During the height of the Cold War, the United States and the Soviet Union had even more nuclear warheads. Then in the 1980s, with the policy of détente, came disarmament talks. In the process, limits were agreed upon for several types of weapons. Crucial for Europe was the INF Treaty concluded in 1987, which provided for a complete ban on medium-range nuclear missiles with a range of between 500 and 5,000 kilometers.
The first treaty to scrap an entire category of weapons significantly reduced the threat to Europe, as Russian medium-range missiles had previously been aimed directly at Europe. However, according to Western intelligence, Putin secretly developed medium-range missiles over the past decade, with the so-called SSC-8 missiles having a range that could reach any target in Germany.
Nuclear danger 200 meters away
In response to the clandestine rearmament, former U.S. President Donald Trump terminated the INF Treaty. It has been out of force since Aug. 2, 2019. Russia admitted the existence of the new missile but denied that they violate the INF Treaty. It said the U.S. had withdrawn from the treaty without cause.

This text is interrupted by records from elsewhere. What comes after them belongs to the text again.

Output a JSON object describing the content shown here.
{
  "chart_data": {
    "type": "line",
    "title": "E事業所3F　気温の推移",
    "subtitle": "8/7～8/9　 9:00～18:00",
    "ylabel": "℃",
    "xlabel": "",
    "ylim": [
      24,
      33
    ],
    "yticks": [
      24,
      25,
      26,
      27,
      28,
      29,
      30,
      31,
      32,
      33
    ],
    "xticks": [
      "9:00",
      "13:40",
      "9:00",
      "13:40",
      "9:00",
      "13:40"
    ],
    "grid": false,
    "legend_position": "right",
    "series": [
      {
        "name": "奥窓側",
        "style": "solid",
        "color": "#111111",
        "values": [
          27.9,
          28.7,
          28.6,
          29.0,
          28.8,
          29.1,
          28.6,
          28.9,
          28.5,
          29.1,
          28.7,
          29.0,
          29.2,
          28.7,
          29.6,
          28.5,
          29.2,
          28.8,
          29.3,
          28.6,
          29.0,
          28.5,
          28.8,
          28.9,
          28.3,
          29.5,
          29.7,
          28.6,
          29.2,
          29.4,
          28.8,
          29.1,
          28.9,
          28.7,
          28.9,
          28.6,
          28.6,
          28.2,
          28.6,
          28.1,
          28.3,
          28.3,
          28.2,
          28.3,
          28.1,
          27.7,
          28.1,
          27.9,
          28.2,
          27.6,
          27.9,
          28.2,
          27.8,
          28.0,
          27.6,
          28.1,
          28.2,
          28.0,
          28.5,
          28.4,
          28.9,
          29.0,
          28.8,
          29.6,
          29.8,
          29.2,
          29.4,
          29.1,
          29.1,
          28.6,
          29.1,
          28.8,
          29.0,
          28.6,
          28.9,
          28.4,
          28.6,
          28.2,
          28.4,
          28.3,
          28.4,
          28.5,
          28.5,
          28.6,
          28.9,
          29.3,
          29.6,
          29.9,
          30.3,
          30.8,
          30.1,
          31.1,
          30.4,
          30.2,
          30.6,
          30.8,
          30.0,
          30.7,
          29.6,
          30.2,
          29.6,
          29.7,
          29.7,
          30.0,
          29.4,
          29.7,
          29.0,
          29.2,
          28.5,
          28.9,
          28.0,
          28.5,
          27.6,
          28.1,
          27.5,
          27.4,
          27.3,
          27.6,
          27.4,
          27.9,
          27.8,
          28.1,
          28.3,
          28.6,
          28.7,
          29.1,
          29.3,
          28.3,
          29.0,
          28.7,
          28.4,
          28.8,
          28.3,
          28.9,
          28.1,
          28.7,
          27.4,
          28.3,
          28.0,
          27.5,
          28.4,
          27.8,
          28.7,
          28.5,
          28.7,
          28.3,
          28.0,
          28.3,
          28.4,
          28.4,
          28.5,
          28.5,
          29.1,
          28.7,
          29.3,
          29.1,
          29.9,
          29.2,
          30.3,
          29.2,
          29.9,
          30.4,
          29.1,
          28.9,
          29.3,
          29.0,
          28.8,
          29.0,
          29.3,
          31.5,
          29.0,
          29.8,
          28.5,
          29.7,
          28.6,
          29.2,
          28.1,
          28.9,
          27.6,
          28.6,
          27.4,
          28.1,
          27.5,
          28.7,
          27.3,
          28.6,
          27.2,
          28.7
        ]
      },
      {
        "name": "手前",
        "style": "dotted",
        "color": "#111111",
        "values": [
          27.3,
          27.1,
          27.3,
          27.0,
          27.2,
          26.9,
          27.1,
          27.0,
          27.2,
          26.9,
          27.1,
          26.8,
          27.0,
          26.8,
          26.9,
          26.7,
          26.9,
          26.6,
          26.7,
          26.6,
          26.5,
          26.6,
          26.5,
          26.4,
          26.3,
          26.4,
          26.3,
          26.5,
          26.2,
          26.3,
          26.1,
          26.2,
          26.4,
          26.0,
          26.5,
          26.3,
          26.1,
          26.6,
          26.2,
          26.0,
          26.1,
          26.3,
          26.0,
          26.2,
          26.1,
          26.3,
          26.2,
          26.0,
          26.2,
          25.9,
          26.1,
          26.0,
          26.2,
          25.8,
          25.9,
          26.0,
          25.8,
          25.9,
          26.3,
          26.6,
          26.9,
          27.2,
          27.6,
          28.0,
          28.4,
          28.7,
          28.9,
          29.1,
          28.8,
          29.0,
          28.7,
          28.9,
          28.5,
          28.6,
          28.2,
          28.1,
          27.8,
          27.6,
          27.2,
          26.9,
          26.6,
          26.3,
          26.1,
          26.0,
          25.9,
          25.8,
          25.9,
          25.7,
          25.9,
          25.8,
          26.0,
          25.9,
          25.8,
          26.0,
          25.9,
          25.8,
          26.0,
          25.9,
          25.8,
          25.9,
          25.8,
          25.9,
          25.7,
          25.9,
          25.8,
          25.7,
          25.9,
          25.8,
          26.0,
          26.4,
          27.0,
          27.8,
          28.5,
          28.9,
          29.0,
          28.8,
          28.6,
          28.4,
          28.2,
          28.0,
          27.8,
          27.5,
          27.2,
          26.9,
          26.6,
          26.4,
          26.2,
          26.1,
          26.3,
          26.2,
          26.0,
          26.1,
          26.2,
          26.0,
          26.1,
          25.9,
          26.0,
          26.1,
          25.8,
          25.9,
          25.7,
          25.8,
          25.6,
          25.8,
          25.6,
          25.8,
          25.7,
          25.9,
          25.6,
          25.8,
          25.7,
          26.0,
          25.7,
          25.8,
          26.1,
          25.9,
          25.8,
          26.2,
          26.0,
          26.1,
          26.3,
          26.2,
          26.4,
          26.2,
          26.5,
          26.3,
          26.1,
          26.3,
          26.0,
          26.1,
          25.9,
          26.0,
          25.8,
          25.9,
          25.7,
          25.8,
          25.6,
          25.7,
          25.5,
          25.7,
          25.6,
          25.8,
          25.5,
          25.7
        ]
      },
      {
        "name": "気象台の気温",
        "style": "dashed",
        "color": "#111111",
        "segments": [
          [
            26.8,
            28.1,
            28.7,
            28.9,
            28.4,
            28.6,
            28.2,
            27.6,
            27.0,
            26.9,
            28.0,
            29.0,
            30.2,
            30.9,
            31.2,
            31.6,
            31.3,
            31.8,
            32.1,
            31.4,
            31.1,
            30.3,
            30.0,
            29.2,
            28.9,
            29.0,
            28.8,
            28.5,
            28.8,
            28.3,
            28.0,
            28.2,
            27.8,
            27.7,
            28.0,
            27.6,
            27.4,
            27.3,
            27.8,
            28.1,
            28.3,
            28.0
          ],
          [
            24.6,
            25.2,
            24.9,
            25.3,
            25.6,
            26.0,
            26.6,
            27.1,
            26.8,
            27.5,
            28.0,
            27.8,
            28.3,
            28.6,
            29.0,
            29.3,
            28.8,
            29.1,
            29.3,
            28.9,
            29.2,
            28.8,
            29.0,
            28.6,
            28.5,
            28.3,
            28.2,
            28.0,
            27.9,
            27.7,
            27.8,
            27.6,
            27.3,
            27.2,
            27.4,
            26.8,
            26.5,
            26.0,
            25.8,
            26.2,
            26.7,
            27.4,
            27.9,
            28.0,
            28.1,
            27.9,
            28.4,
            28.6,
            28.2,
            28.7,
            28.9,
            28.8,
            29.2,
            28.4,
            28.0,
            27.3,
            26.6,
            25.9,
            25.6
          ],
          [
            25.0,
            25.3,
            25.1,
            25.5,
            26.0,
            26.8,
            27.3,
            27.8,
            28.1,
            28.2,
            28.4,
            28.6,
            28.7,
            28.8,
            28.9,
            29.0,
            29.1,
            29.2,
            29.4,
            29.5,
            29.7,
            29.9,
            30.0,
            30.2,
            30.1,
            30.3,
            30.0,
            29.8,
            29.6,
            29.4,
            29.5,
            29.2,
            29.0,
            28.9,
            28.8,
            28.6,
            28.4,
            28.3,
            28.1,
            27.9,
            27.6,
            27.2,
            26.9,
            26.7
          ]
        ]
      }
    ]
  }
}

Poland has long been much more aware of the danger.
Putin does not even have to hide the nuclear-tipped missiles in Kaliningrad. They have a maximum range of 500 kilometers and were therefore not covered by the INF Treaty — but are stationed close enough to Europe to reach as far as Germany.
Poland has long been much more aware of the danger, especially near the border with Kaliningrad. If you drive from Gołdap in Poland even further towards Kaliningrad, you come to village of Mażucie. From here, the border to the Russian exclave is visible, just 200 meters away.
A barrier chain and a sign warn against entering the unpaved access road to the border. Michal Fiedorov, 28, has always lived in Mażucie. “Putin is capable of anything,” he says. If the Russians came, he would immediately join the fight and defend his homeland.